Analyse
Le yuan : devise cernée d'une muraille ? il y a 7 ans - lundi 1 février 2010
La devise chinoise fait actuellement l’objet de toutes les conversations dans les milieux économiques.

Le succès des exportations chinoises à travers le monde aurait normalement dû faire grimper son cours. Mais les Chinois, voulant éviter que leurs produits deviennent moins compétitifs, ont décidé de maintenir leur devise à un niveau bon marché, en l’arrimant au dollar. Du coup, beaucoup estiment que le yuan est sous-évalué. Est-ce dès lors le moment d’y investir ?

Avantage compétitif
Sur base de nombreux critères, on peut considérer que le yuan est couplé au dollar américain à un cours fortement sous-évalué. Un cours peu élevé persistant dont les autorités chinoises cherchent à tirer parti pour stimuler leurs exportations, lesquelles sont le moteur de croissance du pays.
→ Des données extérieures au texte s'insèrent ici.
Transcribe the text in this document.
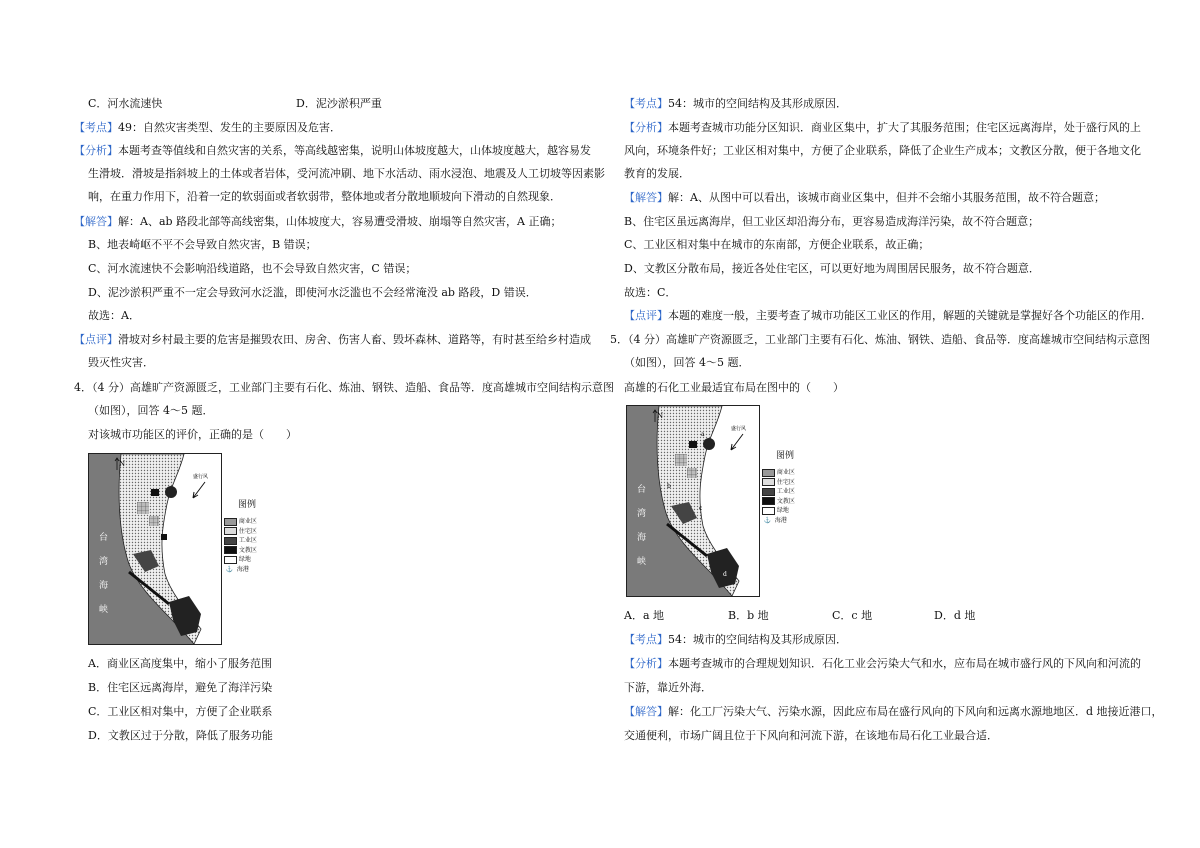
C．河水流速快	D．泥沙淤积严重
【考点】49：自然灾害类型、发生的主要原因及危害．
【分析】本题考查等值线和自然灾害的关系，等高线越密集，说明山体坡度越大，山体坡度越大，越容易发
生滑坡．滑坡是指斜坡上的土体或者岩体，受河流冲刷、地下水活动、雨水浸泡、地震及人工切坡等因素影
响，在重力作用下，沿着一定的软弱面或者软弱带，整体地或者分散地顺坡向下滑动的自然现象．
【解答】解：A、ab 路段北部等高线密集，山体坡度大，容易遭受滑坡、崩塌等自然灾害，A 正确；
B、地表崎岖不平不会导致自然灾害，B 错误；
C、河水流速快不会影响沿线道路，也不会导致自然灾害，C 错误；
D、泥沙淤积严重不一定会导致河水泛滥，即使河水泛滥也不会经常淹没 ab 路段，D 错误．
故选：A．
【点评】滑坡对乡村最主要的危害是摧毁农田、房舍、伤害人畜、毁坏森林、道路等，有时甚至给乡村造成
毁灭性灾害．
4．（4 分）高雄旷产资源匮乏，工业部门主要有石化、炼油、钢铁、造船、食品等．度高雄城市空间结构示意图
（如图），回答 4～5 题．
对该城市功能区的评价，正确的是（　　）
N
盛行风
台
湾
海
峡
图例
商业区
住宅区
工业区
文教区
绿地
⚓ 海港
A．商业区高度集中，缩小了服务范围
B．住宅区远离海岸，避免了海洋污染
C．工业区相对集中，方便了企业联系
D．文教区过于分散，降低了服务功能
【考点】54：城市的空间结构及其形成原因．
【分析】本题考查城市功能分区知识．商业区集中，扩大了其服务范围；住宅区远离海岸，处于盛行风的上
风向，环境条件好；工业区相对集中，方便了企业联系，降低了企业生产成本；文教区分散，便于各地文化
教育的发展．
【解答】解：A、从图中可以看出，该城市商业区集中，但并不会缩小其服务范围，故不符合题意；
B、住宅区虽远离海岸，但工业区却沿海分布，更容易造成海洋污染，故不符合题意；
C、工业区相对集中在城市的东南部，方便企业联系，故正确；
D、文教区分散布局，接近各处住宅区，可以更好地为周围居民服务，故不符合题意．
故选：C．
【点评】本题的难度一般，主要考查了城市功能区工业区的作用，解题的关键就是掌握好各个功能区的作用．
5．（4 分）高雄旷产资源匮乏，工业部门主要有石化、炼油、钢铁、造船、食品等．度高雄城市空间结构示意图
（如图），回答 4～5 题．
高雄的石化工业最适宜布局在图中的（　　）
N
盛行风
a
b
c
d
台
湾
海
峡
图例
商业区
住宅区
工业区
文教区
绿地
⚓ 海港
A．a 地	B．b 地	C．c 地	D．d 地
【考点】54：城市的空间结构及其形成原因．
【分析】本题考查城市的合理规划知识．石化工业会污染大气和水，应布局在城市盛行风的下风向和河流的
下游，靠近外海．
【解答】解：化工厂污染大气、污染水源，因此应布局在盛行风向的下风向和远离水源地地区．d 地接近港口，
交通便利，市场广阔且位于下风向和河流下游，在该地布局石化工业最合适．
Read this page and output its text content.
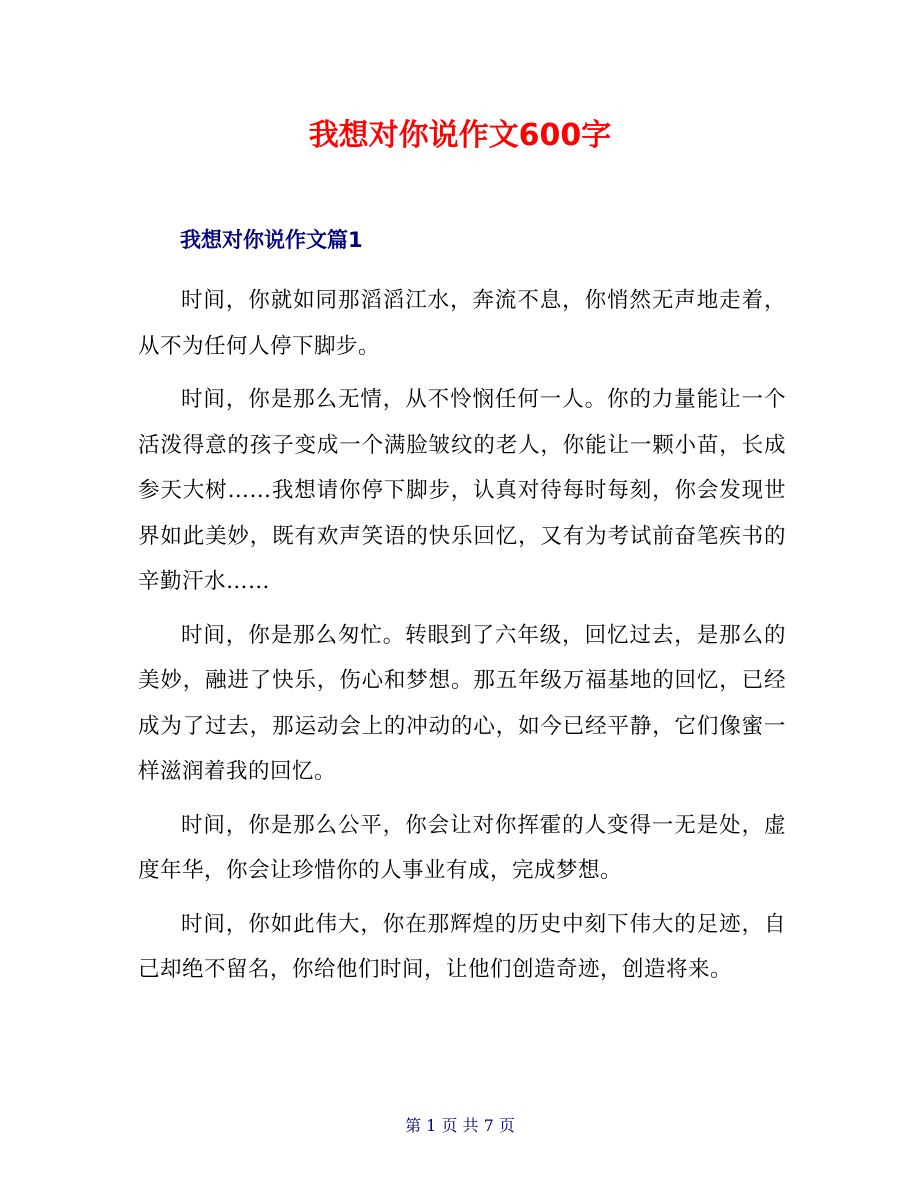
我想对你说作文600字
我想对你说作文篇1

时间，你就如同那滔滔江水，奔流不息，你悄然无声地走着，从不为任何人停下脚步。

时间，你是那么无情，从不怜悯任何一人。你的力量能让一个活泼得意的孩子变成一个满脸皱纹的老人，你能让一颗小苗，长成参天大树……我想请你停下脚步，认真对待每时每刻，你会发现世界如此美妙，既有欢声笑语的快乐回忆，又有为考试前奋笔疾书的辛勤汗水……

时间，你是那么匆忙。转眼到了六年级，回忆过去，是那么的美妙，融进了快乐，伤心和梦想。那五年级万福基地的回忆，已经成为了过去，那运动会上的冲动的心，如今已经平静，它们像蜜一样滋润着我的回忆。

时间，你是那么公平，你会让对你挥霍的人变得一无是处，虚度年华，你会让珍惜你的人事业有成，完成梦想。

时间，你如此伟大，你在那辉煌的历史中刻下伟大的足迹，自己却绝不留名，你给他们时间，让他们创造奇迹，创造将来。

第 1 页 共 7 页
La faiblesse de la devise permet aux produits chinois d’envahir les marchés occidentaux, où les acteurs locaux peuvent de moins en moins soutenir la concurrence.

Réévaluation stoppée
Pourtant, en 2005, la Chine avait prêté écoute à la critique des occidentaux qui lui reprochaient une concurrence déloyale. Après 11 ans d’un cours de change fixe avec le dollar (1 yuan = 0,12 dollar), il avait entamé une réévaluation progressive, jusque mi-2008, pour atteindre une hausse d’environ 20 %. Lors de l’éclatement de la crise, qui a affecté les exportations, la Chine a stoppé cette réévaluation. Depuis, elle campe sur ses positions et le yuan reste proche de 0,146 dollar. Avec le ralentissement des exportations, le pays souffre d’une énorme surcapacité de production et ne peut dès lors compter que sur sa devise pour tenter de relever les exportations et la production nationale. De plus, en 2009, le dollar a baissé face aux autres devises importantes, rendant les produits chinois encore meilleur marché (p.ex. pour les Européens). Cette situation commerciale étant dangereuse et incitant l’Europe et les Etats-Unis à plus de protectionnisme, la Chine a promis ces derniers mois d’augmenter la «flexibilité» de sa devise. En d’autres mots, de la réévaluer. La question n’est donc plus de savoir si le yuan va grimper mais quand il va le faire, et de combien.

Ne pas investir
Le yuan est sous-évalué et pourrait être réévalué. Est-ce dès lors le moment d’y investir ? Pas sûr. Tout d’abord, il faut savoir que la devise fait l’objet de nombreux contrôles de change et qu’on ne peut y investir librement et directement. Pas possible d’entrer dans une banque ou une société de Bourse et d’y acheter illico du yuan. Et il n’existe guère, sur le marché belge, de fonds qui permettraient de profiter d’une hausse du yuan. Nous avons certes repéré deux produits pouvant en tirer parti (pour autant que votre intermédiaire accepte de les vendre) : Market Vectors Chinese Renminbi/USD ETN (code CNY) et WisdomTree Dreyfus Chinese Yuan Fund (code CYB), cotant tous deux à New York. Mais nous n’y investirions pas. Car si le yuan finira bien par grimper, personne ne sait quand, ni à quelle vitesse. Par ailleurs, il grimpera par rapport au dollar, mais dans le même temps, le dollar pourrait connaître un nouveau creux face à l’euro, tant la situation budgétaire est difficile outre-Atlantique. Autrement dit, le gain obtenu d’un côté pourrait être effacé par des pertes de l’autre. Finalement, pour profiter du potentiel chinois, en étant conscient des risques qui y sont associés, le mieux est encore de passer par une sicav d’actions. Nous vous conseillons Fidelity Focus China (ISIN : LU0173614495).

Renminbi ou yuan

Quelques éclaircissements quant au nom de la devise chinoise…

On l’appelle tantôt Yuan (CNY) et tantôt Renminbi. Renminbi, qui signifie “argent du peuple”, est l’ancien nom officiel. Yuan est le nouveau nom, de plus en plus utilisé depuis que la Chine fait partie de l’Organisation mondiale du commerce. Les deux appellations restent toutefois correctes.